North Yorkshire Moors Railway - Stations

Stations

  • Pickering railway station is the current terminus of the railway and serves the busy market town of Pickering. The station has been restored to its 1937 condition with help from the Heritage Lottery Fund. Original fixtures and fittings have been installed in the Booking Office and Parcels Office, as well as in the Tea Room. A park-and-ride service is provided to keep traffic out of the town during busy periods. The station is home to the railway's carriage workshops, and there is also a turntable. Originally the station had an overall roof designed by the architect G.T. Andrews.
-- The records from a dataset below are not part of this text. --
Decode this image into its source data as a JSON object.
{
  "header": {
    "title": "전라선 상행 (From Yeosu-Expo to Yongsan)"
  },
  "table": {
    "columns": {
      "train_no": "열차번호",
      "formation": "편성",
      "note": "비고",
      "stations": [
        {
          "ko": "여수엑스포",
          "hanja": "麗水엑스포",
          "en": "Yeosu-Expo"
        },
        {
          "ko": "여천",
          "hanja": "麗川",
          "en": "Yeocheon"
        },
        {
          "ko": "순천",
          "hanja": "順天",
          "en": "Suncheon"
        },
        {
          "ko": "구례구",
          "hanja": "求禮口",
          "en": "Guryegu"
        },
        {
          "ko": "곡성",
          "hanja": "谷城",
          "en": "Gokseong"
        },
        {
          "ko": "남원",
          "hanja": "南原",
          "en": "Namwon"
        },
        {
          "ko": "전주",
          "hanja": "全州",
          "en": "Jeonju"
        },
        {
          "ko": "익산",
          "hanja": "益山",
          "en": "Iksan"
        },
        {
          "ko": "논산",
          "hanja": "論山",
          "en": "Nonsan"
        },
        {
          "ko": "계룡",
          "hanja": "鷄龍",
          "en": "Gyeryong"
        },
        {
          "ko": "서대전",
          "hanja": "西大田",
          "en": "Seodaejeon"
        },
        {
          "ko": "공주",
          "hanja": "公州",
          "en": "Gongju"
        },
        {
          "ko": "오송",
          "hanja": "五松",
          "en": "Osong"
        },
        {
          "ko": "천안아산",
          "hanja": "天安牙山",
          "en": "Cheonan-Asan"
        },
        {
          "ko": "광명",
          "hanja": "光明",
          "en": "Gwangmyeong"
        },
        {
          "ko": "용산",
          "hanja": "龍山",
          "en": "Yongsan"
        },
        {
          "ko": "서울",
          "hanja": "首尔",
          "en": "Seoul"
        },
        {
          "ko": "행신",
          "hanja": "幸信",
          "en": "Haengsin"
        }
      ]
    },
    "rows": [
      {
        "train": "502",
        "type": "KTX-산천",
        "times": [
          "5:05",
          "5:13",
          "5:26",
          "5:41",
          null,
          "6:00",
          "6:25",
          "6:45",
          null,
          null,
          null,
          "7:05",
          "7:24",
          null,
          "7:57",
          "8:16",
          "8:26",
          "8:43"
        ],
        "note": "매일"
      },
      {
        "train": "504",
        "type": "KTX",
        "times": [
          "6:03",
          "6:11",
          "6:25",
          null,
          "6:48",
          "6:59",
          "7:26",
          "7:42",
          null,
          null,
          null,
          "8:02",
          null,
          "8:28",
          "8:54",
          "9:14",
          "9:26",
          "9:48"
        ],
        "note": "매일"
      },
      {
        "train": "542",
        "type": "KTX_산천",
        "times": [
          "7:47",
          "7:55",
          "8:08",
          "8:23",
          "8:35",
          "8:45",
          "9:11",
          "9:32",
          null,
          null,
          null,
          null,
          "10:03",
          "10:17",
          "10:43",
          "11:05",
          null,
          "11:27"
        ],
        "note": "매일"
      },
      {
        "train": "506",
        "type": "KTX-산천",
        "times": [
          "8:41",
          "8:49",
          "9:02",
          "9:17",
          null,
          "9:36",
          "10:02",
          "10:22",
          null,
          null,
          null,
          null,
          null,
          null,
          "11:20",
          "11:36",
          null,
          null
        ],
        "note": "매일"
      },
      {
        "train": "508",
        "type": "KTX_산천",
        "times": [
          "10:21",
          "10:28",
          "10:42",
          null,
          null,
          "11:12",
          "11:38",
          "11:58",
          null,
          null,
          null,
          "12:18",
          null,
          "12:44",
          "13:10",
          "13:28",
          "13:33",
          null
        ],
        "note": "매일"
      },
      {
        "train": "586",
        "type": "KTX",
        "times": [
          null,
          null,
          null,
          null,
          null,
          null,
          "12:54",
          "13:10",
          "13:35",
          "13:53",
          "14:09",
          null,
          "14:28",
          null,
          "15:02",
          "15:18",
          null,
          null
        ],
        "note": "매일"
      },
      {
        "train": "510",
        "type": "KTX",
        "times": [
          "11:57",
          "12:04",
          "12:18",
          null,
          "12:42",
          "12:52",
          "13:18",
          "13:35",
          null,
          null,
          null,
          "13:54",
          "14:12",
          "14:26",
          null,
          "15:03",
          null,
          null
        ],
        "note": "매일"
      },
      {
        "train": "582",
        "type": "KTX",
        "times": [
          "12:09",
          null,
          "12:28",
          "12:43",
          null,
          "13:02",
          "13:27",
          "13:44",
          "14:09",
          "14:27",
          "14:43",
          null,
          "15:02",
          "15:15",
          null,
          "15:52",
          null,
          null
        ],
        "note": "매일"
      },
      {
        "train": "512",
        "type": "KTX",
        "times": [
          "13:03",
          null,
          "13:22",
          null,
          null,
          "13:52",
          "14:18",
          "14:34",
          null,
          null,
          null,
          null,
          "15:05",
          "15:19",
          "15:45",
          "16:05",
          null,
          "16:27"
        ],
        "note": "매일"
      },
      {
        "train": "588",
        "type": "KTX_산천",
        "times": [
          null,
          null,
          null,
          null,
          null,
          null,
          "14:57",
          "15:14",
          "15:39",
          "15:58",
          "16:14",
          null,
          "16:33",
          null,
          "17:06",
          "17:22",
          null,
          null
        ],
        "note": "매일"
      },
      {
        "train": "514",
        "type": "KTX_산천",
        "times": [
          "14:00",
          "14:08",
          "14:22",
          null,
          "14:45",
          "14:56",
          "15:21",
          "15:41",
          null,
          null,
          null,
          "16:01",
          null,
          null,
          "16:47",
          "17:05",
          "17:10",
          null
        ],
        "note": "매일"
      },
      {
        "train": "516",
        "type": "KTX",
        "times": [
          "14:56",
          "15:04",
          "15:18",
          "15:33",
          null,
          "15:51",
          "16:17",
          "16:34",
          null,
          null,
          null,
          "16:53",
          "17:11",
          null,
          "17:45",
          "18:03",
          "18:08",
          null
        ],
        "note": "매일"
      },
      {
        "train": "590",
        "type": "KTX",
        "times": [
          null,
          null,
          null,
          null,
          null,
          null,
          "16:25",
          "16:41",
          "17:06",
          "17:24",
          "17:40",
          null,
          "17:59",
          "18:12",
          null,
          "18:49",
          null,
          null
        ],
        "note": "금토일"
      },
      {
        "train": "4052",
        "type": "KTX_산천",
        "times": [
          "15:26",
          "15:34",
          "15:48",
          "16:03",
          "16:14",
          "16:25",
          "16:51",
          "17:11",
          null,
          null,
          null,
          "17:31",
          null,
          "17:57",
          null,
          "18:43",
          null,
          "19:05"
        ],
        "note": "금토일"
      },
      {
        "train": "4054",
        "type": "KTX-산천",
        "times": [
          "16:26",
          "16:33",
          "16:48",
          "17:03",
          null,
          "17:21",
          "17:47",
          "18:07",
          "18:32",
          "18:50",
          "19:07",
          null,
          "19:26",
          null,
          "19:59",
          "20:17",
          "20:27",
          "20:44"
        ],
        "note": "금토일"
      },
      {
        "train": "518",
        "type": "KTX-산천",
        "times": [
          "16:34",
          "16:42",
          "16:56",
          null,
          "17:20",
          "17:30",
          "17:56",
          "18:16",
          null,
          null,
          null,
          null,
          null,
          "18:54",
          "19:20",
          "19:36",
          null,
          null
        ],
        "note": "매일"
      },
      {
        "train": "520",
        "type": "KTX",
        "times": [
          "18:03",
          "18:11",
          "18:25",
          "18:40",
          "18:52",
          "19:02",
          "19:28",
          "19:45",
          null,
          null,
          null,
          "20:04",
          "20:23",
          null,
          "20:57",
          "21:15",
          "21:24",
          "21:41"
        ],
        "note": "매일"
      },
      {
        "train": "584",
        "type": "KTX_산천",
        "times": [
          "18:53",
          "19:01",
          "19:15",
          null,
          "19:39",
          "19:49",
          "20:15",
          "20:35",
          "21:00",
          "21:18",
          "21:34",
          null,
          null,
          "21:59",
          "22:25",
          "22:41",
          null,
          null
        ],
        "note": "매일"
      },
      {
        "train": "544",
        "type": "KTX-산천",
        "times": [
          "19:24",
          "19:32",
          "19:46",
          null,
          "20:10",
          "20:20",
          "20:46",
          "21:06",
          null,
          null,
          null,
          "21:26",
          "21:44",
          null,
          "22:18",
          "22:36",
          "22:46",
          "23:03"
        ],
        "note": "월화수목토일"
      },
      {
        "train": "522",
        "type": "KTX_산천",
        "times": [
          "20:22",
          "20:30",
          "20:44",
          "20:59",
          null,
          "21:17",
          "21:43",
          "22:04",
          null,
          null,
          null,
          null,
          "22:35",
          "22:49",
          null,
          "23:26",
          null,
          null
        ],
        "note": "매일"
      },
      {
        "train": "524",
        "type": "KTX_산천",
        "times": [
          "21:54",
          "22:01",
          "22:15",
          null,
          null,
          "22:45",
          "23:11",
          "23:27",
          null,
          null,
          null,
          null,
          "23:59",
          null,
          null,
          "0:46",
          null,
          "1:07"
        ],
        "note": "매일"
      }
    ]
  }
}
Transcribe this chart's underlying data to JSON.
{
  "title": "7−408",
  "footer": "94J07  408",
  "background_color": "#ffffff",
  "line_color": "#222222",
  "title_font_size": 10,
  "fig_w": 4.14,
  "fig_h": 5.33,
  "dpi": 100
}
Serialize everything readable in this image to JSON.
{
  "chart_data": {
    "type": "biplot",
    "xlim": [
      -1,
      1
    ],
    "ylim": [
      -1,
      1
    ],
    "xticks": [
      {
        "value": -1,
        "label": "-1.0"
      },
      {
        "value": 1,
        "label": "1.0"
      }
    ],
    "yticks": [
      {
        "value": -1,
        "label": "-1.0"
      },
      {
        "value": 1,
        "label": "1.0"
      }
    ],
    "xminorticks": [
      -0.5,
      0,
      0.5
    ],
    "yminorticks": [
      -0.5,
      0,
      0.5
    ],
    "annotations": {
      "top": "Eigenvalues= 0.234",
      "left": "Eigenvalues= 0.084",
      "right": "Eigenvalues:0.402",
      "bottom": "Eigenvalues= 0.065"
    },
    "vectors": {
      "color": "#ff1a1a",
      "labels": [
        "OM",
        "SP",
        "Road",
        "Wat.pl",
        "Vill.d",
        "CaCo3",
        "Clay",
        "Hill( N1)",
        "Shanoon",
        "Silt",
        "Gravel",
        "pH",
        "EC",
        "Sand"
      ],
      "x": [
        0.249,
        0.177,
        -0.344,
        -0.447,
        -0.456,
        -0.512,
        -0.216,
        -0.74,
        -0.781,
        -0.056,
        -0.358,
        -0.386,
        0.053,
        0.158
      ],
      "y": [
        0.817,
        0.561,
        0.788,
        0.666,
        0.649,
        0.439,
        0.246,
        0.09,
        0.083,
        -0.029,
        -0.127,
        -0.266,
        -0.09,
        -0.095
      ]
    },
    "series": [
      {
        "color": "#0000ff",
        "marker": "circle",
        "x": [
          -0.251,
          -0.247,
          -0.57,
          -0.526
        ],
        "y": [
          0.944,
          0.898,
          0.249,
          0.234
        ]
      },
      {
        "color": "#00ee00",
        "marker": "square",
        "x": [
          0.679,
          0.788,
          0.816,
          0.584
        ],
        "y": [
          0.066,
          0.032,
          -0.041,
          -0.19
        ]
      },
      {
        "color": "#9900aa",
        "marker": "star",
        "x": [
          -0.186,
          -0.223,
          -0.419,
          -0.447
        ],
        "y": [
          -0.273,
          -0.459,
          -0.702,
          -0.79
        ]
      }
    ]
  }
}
This roof was removed by British Railways in 1952 due to corrosion. A replacement roof was fitted to the station between January - April 2011, as part of the NYMR's Train of Thought project. Other work includes a Learning Centre and a Visitor Centre behind the down platform. Originally, the line continued south of Pickering to join the Malton to Scarborough line at Rillington Junction but this track has since been lifted.
  • Farwath railway station was a small railway halt located between both Pickering and Levisham, however the halt is currently closed and demolished.
  • Levisham railway station is a small countryside station set in the scenic Newton Dale valley. The location of the station is notable, as it is nearly two miles from the village which it serves, and whose name it takes. The area is ideal for walking and a wide variety of wildlife and flowers can be found within a short distance of the station. Levisham Station has been renovated and preserved to represent a small NER country station, circa 1912. The station has a traditional camping coach, which is let for holidays. Since 2007 the North Yorkshire Moors Railway’s Artist in Residence Christopher Ware can be seen at work in an open studio at the station which is open every day when trains are running, and often when they are not (see the website).
  • Newton Dale Halt is a remote walkers' request stop. There are excellent walks and beautiful scenery within easy reach.
  • Goathland railway station is another typical countryside station, almost unchanged since its construction in 1865. The station has been restored to represent an NER country station post First World War circa 1922. The station is popular with tourists due to its appearances in Yorkshire TV's Heartbeat and the first of the Harry Potter films (see below). The station has a newly refurbished Tea Room which is inside a Goods Warehouse. The station also has a traditional camping coach, which is let for holidays.
  • Grosmont railway station was the railway's permanent northern terminus until 2007, when trains began operating into Whitby on a regular basis. The locomotive sheds are situated here, just south of the tunnel through which trains run en-route for Goathland and beyond. The station itself has been restored to the British Railways style circa 1952. It has full facilities including a shop, café serving cooked meals, toilets including disabled, a ticket office and a waiting room. The shed area has facilities to provide water and coal for the engines, as well as stabling. The 'running shed' is usually open to public access at one end, where stationary engines can be viewed. These are usually either operational but not in service that day, or undergoing light repair work. Also open to the public is the 'deviation shed' which houses locomotives and stock owned by NELPG as well as a small display about the history of the organisation. A number of other sheds not available for public access are used for the maintenance and overhaul of the engines. At Grosmont, the line connects with the Network Rail operated Esk Valley Line, where passengers may change trains to travel to the coast at Whitby, or inland to Middlesbrough and the rest of the national network. Thus, platform one of the station is served by Northern Rail services, whilst platforms two, three and four are used by the NYMR.
  • Whitby railway station is, on many operating days, the railway's northern terminus. All but two of the various timetables see steam trains operating through from Pickering, including daily throughout July and August except on Sundays. When NYMR trains terminate at Grosmont rather than Whitby at off-peak times, connecting trains with Northern Rail are usually available at Grosmont, allowing passengers to begin their journey at Whitby and board a steam engine at Grosmont through to Goathland or Pickering. Limited facilities are available at Whitby station itself, and to run around its train all passengers must be detrained and the locomotive must propel (push) the coaching stock out of the station into a siding with a run round loop by the old engine shed, then run round before propelling the stock back into the station with the locomotive at the Grosmont end of the train, ready to depart.